Why does keeping underperformers destroy the best people on your team?
Firing employees and managing a team most often derails a company not due to a lack of knowledge, but by delaying decisions and trying to "save" people at the expense of one's own well-being. In this episode, Igor Subocz states directly: when you've already thought "I don't want to work with this person," the decision has been made — everything else is just losses.
Firing employees and managing a team often derails a company not because of a lack of knowledge, but because of delaying decisions and "saving" people at the expense of one's own life. In this episode, Igor Subocz states directly: when you already have the thought "I don't want to work with this person" in your head, the decision has been made — anything else just leads to losses.
WHAT YOU'LL LEARN IN THIS EPISODE
- How to recognize the moment when delaying a dismissal harms everyone (including the person being dismissed)
- Why boundless empathy turns a company into a parent-child relationship and erodes efficiency
- How to build an adult-to-adult culture: "problem + proposed solution," not "something broke"
- Why Igor stopped focusing on working hours and now focuses on outcomes, not "120 hours"
- How to recruit for mindset and why skills are secondary (an A-player can be a junior)
- How remote work helps cut off "non-projects" and distractions (and when it's a personal decision)
- What "excavator vs. shovel" means in AI/NoCode and how not to scale a bad process
- Why in 2026 distribution wins, not just the product (and why relationships are your primary distribution channel)
This is a conversation about how to run a service company without romanticizing the "grind." Igor demonstrates that in a team, responsibility, transparency, and autonomy are crucial — especially in a remote model. He presents specific mechanisms: "fire fast, hire slow," the litmus test "would I hire this person again," and the communication rule: come to your boss not just with a problem, but with solution options and a deadline.

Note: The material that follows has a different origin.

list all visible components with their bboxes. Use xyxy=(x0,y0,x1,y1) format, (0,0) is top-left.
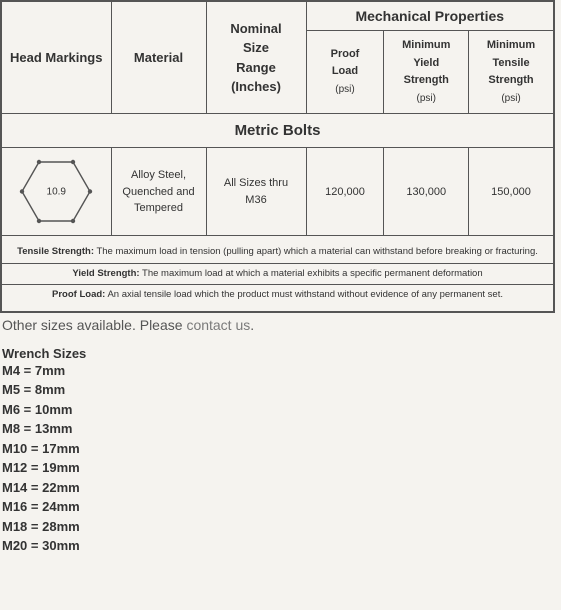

There's also a significant point about building a community (NoCode Poland) as a real distribution channel: a casual format, approachable interactions, practitioners engaging directly — without the usual conference theatrics.
Igor Subocz — founder of zu.agency and co-founder of NoCode Poland. He builds companies and communities based on relationships, responsibility, and delivering results, not on "showing off the office" and overworking.